1.3.15

Drácula e o Romance Epistolar: Fascinante ou Frustrante?




"Drácula" é a pedra fundamental da literatura vampiresca. Se o romance nunca tivesse sido escrito, não teríamos certeza se o gênero e as suas variações culturais teriam se tornado tão populares e se mantido por tanto tempo. As variações e reinvenções do gênero bordam o infinito, mas o seu cerne sempre será a obra de Bram Stoker. 

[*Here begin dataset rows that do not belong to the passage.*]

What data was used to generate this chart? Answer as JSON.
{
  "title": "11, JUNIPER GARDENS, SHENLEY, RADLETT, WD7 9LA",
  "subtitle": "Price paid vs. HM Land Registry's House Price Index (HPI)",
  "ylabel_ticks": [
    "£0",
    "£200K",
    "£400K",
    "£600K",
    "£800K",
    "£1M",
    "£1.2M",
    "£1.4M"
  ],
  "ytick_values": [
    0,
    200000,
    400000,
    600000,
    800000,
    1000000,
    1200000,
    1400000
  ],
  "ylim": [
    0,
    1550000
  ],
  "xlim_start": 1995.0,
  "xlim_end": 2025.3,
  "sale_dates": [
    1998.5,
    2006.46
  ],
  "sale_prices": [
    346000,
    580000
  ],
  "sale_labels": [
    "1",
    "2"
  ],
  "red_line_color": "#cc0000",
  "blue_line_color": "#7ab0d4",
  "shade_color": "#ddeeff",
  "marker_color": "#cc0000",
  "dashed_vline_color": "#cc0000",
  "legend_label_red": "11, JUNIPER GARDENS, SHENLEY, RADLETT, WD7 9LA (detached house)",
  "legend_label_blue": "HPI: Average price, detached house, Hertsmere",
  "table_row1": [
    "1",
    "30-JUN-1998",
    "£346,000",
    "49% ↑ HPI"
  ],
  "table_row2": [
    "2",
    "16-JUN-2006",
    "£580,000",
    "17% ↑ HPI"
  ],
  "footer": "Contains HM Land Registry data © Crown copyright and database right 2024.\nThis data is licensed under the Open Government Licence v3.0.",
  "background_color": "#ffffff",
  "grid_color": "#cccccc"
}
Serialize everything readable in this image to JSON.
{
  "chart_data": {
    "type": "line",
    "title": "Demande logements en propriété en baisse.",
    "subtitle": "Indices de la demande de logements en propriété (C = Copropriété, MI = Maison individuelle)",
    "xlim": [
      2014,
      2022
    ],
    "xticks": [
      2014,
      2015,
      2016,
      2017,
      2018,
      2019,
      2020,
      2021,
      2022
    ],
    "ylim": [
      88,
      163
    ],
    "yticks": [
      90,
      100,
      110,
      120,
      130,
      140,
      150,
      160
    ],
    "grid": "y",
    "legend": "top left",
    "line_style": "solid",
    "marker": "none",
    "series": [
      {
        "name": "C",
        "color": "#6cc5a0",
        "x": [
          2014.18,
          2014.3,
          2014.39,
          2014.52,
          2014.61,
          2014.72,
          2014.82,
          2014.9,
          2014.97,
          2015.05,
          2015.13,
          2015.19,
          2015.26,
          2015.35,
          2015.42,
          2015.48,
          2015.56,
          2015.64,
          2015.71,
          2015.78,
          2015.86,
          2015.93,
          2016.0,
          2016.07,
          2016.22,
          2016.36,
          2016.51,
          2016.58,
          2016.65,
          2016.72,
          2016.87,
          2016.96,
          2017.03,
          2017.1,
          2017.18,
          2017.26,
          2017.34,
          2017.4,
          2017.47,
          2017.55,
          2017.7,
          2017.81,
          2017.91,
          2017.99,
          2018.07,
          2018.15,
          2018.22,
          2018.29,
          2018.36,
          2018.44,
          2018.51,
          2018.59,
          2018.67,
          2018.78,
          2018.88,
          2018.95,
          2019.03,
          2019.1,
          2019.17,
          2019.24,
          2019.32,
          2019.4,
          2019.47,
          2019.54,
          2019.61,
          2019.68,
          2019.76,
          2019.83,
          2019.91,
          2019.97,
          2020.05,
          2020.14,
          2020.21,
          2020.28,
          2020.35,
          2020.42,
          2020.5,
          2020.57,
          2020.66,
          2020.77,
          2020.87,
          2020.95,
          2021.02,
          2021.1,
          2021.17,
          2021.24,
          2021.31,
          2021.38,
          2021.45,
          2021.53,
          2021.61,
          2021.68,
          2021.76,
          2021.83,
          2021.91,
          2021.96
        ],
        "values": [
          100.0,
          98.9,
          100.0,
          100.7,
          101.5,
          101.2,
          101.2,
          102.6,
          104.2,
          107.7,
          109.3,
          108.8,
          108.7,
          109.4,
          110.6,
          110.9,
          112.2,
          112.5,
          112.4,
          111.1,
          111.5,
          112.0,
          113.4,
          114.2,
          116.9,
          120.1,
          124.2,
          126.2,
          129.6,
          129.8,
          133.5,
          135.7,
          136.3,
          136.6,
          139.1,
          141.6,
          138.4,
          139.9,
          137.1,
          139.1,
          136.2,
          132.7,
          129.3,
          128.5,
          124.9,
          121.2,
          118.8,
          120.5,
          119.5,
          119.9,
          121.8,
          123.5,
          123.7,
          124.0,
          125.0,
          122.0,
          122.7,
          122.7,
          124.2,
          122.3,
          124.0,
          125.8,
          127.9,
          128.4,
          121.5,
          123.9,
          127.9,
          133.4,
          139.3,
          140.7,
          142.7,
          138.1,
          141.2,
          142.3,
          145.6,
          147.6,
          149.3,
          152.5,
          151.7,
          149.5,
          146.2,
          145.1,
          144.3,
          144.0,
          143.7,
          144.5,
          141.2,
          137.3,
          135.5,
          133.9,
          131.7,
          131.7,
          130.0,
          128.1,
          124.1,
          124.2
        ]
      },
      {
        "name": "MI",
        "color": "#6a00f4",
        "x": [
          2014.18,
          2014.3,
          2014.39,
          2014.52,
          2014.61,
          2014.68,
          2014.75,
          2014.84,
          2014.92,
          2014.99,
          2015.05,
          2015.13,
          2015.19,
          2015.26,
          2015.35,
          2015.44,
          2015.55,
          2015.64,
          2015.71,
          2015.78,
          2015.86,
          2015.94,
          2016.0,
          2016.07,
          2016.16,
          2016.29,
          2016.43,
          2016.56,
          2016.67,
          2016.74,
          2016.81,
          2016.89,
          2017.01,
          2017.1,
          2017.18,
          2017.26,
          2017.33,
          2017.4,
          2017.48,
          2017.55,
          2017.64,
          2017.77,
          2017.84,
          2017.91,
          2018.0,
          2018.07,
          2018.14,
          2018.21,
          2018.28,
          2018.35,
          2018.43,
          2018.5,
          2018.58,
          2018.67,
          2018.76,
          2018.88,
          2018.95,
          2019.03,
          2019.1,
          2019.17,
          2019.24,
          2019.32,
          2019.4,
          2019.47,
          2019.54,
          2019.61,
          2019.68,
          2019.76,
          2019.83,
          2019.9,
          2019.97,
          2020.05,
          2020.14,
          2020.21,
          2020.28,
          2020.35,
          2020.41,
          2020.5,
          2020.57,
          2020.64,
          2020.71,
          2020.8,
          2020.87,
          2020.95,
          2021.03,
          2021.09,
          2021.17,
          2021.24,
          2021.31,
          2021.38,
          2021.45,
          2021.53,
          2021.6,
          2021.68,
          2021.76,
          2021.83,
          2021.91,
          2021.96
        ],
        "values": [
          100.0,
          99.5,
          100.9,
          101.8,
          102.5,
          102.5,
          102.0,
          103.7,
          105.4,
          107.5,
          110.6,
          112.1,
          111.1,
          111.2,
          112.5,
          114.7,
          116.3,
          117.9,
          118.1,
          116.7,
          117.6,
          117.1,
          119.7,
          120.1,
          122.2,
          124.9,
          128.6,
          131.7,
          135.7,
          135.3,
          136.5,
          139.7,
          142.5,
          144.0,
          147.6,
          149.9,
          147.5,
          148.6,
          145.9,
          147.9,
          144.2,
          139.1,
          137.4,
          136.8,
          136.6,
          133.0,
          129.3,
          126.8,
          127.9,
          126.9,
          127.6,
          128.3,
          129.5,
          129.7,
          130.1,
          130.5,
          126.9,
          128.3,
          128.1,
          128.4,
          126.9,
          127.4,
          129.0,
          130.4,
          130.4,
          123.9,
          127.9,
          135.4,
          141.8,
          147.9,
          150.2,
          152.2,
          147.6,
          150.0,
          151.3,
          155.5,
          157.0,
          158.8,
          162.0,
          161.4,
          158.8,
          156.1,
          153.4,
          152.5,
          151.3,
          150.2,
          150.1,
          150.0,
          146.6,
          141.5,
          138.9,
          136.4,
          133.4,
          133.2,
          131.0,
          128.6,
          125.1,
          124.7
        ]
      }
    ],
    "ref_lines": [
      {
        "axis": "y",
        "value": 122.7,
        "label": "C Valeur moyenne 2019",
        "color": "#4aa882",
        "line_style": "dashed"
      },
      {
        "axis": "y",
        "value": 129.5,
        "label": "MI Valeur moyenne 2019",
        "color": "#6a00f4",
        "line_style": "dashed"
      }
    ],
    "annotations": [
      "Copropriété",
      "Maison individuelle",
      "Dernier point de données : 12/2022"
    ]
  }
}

É bastante comum decidirmos ler "Drácula" muito tempo depois de termos sido introduzidos a adaptações da história original; após termos assistido filmes ou mesmo lido outros romances sobre vampiros (no meu caso, as Crônicas Vampirescas de Anne Rice). Nós também já podemos ter sido introduzidos aos personagens Jonathan e Mina Harker, ao nobre Dr. Van Helsing e, obviamente, à figura do conde imortal. E pensamos que se as adaptações da história original já foram suficientes para nos dar calafrios, o romance original será ainda mais pungente: os personagens serão descritos em detalhes e cada capítulo terminará com um susto e encadeará o próximo.

Isso não acontece. O romance segue o estilo epistolar. E o leitor não raro tem que organizar uma sequência cronológica de cartas e documentos de modo a fazer a história ter sentido. O poderoso e infame conde Drácula é apenas uma sombra maléfica presente nos relatos dos narradores e, seguindo a estrutura epistolar, todos os seus atos são contados tempos depois de terem sido realizados. Quando os narradores, mesmo sob grande estresse e medo, encontram tempo para redigir longas cartas - algo impensável em uma situação como a qual eles estão submetidos.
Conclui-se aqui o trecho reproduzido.